Tables 6 and 7 show the bone lengths at different locations. It can be seen that the bone lengths of the models extracted from different locations have small fluctuations above and below the actual measured values. The length errors of the shoulder and hip bone are slightly larger than those of other bones, that is because the coordinates of H and S points are obtained by thigh slopes, which means that they have one more calculation and error than coordinates of the other points. Under the same distance, the lengths of the left and right bones are overall larger or smaller, indicating that the error originates from the initial positioning in the experiment, which can be reduced through another position adjustment.

The average bone lengths of the left and right sides at the same distance are shown in Table 8 where the average values can be well fitted to the measured values of the sample. The error on the left side and the error on the right side complement each other, and it is proved once again that the reason why the overall length of the left or right side is larger or smaller is the error caused by the position adjustment during the experiment. The bone length error rate between the average bone lengths and the measured values is shown in Table 9 where each bone length error rate is eventually controlled within \(2\%\). It is proved that the model extracted by this method can represent the true skeleton of human body to some extent.

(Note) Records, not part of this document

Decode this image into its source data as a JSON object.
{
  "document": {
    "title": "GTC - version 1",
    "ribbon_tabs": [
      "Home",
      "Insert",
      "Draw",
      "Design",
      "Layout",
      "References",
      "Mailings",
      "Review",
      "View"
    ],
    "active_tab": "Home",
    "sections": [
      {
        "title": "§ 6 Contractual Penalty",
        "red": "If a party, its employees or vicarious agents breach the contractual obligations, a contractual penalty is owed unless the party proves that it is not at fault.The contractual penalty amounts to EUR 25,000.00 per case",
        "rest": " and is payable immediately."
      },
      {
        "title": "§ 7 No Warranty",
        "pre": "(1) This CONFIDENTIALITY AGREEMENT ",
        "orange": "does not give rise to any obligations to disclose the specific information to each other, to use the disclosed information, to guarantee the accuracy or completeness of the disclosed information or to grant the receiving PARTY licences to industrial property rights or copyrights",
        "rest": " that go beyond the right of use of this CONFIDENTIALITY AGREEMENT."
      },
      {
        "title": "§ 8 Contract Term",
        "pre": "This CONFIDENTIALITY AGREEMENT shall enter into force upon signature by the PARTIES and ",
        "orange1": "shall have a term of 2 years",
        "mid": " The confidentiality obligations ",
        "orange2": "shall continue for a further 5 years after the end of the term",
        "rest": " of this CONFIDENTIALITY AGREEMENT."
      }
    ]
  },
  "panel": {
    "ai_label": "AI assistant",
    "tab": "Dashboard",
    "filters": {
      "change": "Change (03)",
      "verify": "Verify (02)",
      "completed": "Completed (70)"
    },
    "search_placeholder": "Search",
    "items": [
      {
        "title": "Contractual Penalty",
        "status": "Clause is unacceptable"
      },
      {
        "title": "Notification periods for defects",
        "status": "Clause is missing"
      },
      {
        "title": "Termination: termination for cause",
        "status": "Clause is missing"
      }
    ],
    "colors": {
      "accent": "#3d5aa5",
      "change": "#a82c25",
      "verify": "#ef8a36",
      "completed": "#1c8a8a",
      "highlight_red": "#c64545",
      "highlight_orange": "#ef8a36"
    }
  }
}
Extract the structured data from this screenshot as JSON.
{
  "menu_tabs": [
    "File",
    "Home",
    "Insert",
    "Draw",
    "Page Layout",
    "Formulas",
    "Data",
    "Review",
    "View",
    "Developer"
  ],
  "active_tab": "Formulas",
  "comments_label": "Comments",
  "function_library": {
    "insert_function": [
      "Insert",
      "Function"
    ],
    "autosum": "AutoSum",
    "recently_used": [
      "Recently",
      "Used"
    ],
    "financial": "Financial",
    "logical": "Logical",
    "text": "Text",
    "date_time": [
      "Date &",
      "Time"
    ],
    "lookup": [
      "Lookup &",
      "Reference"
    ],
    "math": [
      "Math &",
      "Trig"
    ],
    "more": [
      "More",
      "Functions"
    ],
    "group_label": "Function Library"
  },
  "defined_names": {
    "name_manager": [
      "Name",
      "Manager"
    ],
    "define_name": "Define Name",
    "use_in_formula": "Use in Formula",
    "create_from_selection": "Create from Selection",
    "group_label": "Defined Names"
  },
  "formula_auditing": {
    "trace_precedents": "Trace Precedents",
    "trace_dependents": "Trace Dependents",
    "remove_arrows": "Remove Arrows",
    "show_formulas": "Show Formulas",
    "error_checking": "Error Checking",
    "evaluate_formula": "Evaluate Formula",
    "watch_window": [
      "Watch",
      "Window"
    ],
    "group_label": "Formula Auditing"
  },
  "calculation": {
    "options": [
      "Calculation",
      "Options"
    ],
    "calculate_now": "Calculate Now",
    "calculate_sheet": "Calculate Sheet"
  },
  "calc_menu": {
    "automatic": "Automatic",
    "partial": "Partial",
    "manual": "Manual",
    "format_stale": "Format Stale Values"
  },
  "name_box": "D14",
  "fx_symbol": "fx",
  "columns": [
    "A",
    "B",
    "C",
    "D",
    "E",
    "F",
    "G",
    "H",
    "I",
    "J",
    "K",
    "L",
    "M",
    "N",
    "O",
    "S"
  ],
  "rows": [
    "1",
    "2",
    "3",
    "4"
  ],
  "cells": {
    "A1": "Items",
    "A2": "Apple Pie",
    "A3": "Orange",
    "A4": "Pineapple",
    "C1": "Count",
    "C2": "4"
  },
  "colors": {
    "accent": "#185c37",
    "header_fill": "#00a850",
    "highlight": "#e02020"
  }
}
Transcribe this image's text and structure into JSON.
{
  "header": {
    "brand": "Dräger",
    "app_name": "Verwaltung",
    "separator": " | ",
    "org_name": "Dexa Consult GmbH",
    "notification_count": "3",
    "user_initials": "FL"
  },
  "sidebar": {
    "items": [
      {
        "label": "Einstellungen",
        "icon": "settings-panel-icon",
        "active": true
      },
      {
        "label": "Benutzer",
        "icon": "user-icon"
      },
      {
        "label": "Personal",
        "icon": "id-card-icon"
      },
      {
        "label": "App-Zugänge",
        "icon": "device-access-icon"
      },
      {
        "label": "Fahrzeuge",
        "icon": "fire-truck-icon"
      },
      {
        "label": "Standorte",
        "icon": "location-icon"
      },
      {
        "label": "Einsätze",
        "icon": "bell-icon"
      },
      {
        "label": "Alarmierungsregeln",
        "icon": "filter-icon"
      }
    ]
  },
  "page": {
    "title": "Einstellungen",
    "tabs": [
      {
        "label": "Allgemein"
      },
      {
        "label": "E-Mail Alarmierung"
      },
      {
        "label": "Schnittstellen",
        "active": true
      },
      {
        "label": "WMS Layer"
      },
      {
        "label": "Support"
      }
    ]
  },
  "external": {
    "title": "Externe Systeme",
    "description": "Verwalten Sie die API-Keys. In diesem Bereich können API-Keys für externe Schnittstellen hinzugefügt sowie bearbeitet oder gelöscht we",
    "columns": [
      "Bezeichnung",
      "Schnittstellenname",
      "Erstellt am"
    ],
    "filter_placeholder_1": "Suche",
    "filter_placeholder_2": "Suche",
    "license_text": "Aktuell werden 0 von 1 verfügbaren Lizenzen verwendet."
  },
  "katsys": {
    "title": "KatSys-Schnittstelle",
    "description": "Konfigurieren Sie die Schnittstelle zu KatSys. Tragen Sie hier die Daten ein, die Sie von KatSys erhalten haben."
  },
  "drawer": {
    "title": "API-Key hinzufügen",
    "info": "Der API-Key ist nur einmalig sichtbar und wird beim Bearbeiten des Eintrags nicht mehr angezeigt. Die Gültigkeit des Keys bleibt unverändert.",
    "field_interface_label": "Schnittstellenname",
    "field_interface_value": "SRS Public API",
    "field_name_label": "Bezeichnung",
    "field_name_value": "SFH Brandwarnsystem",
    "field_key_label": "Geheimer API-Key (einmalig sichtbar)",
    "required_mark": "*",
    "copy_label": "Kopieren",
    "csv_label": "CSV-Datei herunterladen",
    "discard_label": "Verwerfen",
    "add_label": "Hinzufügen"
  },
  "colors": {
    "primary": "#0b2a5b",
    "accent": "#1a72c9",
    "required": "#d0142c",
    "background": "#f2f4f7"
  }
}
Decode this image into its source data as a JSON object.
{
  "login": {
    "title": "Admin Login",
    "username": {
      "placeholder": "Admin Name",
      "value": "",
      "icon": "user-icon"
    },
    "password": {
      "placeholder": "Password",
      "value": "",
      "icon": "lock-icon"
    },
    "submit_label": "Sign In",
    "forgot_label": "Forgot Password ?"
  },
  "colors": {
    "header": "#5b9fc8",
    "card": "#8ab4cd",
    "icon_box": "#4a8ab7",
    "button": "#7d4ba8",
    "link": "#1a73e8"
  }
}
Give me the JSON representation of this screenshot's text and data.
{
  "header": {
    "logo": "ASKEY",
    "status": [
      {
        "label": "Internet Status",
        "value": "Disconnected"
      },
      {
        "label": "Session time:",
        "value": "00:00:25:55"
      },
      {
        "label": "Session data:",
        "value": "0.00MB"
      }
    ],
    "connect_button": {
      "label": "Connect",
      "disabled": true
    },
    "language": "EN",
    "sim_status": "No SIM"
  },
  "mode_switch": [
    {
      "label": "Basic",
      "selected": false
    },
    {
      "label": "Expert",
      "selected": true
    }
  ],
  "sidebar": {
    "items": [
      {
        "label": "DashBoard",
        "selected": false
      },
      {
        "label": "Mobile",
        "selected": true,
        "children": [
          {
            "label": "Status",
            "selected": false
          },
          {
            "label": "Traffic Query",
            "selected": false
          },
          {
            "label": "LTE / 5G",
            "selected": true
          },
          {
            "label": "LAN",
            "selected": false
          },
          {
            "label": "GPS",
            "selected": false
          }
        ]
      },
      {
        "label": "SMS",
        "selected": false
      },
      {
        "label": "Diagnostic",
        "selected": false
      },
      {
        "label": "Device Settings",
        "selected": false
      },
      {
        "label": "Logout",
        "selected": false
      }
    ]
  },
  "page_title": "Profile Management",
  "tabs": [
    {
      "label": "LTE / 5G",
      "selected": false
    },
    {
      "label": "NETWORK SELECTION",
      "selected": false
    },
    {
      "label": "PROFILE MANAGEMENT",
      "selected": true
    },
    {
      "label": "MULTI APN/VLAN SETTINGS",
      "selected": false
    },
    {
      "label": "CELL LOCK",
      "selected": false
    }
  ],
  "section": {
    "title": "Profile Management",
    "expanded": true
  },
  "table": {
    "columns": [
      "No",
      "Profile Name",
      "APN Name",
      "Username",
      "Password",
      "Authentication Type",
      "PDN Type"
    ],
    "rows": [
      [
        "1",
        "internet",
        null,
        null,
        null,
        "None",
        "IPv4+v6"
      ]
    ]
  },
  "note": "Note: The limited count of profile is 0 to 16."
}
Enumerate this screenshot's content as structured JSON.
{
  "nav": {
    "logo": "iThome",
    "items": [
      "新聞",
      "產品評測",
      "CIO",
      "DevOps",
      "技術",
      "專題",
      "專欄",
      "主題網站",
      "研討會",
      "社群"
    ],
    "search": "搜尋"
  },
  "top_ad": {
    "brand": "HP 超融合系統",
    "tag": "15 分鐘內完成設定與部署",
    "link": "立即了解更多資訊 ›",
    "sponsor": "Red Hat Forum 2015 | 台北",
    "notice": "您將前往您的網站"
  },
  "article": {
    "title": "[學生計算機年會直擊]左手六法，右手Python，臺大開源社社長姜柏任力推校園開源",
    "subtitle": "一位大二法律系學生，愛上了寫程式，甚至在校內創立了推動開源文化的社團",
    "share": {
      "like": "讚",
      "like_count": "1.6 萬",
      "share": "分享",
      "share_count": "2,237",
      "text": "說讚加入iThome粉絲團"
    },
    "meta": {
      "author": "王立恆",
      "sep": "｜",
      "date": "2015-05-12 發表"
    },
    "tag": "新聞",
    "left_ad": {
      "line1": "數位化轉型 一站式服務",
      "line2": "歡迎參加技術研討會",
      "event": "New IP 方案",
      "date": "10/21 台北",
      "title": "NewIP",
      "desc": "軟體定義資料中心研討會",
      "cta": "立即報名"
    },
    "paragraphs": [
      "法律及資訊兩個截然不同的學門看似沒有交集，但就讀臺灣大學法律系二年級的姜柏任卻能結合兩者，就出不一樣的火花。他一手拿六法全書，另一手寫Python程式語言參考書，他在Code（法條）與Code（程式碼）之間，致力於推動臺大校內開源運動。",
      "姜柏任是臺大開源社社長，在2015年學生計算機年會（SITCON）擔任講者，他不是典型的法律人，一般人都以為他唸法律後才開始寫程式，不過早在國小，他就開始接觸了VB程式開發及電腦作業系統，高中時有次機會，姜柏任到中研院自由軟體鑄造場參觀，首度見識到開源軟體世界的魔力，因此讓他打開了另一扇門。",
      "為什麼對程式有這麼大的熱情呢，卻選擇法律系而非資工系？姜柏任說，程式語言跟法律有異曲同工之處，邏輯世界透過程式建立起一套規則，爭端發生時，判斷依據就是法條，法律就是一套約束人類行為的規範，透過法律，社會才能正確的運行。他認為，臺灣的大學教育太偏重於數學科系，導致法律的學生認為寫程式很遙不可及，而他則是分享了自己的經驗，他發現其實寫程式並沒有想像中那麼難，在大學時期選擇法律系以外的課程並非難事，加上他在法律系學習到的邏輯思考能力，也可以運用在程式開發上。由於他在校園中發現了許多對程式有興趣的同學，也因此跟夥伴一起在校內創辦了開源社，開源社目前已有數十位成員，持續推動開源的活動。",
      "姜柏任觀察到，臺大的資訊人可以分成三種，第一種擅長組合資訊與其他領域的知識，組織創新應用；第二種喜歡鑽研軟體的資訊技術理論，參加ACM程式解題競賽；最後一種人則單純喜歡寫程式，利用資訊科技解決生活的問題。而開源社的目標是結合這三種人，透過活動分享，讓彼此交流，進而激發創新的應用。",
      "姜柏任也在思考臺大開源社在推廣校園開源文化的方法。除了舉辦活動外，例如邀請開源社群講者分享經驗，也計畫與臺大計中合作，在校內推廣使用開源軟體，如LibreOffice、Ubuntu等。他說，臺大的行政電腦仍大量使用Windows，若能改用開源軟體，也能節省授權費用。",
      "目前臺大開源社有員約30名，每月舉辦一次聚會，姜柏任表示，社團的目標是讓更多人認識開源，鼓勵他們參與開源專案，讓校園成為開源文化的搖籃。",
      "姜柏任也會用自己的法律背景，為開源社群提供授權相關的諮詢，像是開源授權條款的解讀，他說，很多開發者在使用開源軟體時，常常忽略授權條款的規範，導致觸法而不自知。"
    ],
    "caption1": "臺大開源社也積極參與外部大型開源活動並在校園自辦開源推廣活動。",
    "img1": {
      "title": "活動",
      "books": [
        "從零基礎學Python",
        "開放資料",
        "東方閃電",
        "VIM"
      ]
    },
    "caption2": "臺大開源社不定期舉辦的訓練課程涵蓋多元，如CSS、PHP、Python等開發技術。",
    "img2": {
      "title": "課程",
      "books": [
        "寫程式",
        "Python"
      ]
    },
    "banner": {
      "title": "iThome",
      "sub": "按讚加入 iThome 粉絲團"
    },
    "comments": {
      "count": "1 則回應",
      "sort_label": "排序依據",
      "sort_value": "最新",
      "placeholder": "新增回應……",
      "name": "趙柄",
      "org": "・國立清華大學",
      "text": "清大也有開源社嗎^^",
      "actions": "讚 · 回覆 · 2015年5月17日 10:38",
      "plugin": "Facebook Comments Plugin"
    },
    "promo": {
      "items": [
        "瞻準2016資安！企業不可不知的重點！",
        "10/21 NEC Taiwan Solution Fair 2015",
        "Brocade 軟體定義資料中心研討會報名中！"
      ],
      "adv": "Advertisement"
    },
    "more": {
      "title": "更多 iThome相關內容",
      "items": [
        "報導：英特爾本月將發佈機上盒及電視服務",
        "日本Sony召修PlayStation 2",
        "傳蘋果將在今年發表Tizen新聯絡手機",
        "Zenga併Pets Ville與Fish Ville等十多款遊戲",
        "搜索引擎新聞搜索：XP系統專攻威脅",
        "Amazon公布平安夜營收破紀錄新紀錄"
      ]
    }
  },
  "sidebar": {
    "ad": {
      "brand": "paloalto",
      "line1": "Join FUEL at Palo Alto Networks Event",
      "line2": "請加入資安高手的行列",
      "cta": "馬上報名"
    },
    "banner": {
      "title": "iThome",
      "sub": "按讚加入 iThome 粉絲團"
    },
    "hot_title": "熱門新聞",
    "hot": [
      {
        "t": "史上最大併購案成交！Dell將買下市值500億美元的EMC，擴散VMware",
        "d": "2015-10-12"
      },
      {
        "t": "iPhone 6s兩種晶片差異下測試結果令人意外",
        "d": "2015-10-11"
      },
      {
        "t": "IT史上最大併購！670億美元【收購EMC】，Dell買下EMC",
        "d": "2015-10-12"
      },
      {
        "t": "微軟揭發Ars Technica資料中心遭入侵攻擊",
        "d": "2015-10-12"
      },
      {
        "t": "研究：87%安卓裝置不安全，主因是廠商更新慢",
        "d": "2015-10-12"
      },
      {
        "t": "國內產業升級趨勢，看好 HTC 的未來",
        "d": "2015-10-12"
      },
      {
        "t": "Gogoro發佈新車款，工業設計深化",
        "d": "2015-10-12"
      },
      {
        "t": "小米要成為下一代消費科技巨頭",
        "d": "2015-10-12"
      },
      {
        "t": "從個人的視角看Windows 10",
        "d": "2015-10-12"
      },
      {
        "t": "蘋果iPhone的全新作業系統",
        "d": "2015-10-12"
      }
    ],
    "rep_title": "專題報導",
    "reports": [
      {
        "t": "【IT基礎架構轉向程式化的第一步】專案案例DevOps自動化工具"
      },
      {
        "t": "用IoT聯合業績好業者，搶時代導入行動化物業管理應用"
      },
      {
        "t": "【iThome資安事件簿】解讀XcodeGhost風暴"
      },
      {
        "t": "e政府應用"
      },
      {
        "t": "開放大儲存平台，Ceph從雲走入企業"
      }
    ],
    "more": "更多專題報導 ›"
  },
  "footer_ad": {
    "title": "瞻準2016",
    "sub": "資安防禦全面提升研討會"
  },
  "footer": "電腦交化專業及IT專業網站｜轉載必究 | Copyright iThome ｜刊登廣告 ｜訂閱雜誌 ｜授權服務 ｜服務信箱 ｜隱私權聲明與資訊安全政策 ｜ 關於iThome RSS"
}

4 Conclusion and future work

In this paper, the gait skeleton model is rapidly extracted through geometric analysis based on the spatial and temporal fusion of vision and tactility. Through the establishment of equal-scale model whose bone length error is eventually controlled within \(\pm \,5\,{\hbox {mm}}\), not only the individualized bone length is ensured, but also the model has good stability at different distances from different angles. Although the joint points were not automatically selected, the blocked shoulder and hip joints were fully analyzed and verified through geometric analysis. The experimental results show that the method proposed in this paper can quickly extract the skeleton model in which the bone lengths are representative.

In the research process of this paper, a high-precision model was obtained through the fusion between vision and tactility, and the tactility played a major role in the spatial positioning accuracy. In the future work, we will use this gait skeleton model to study the gait characteristics of tactile and vision in time. Then the dynamics coupling relationship between vision and tactility will be explored to improve the recognition efficiency and recognition accuracy of gait recognition according to the temporal and spatial fusion method in this paper.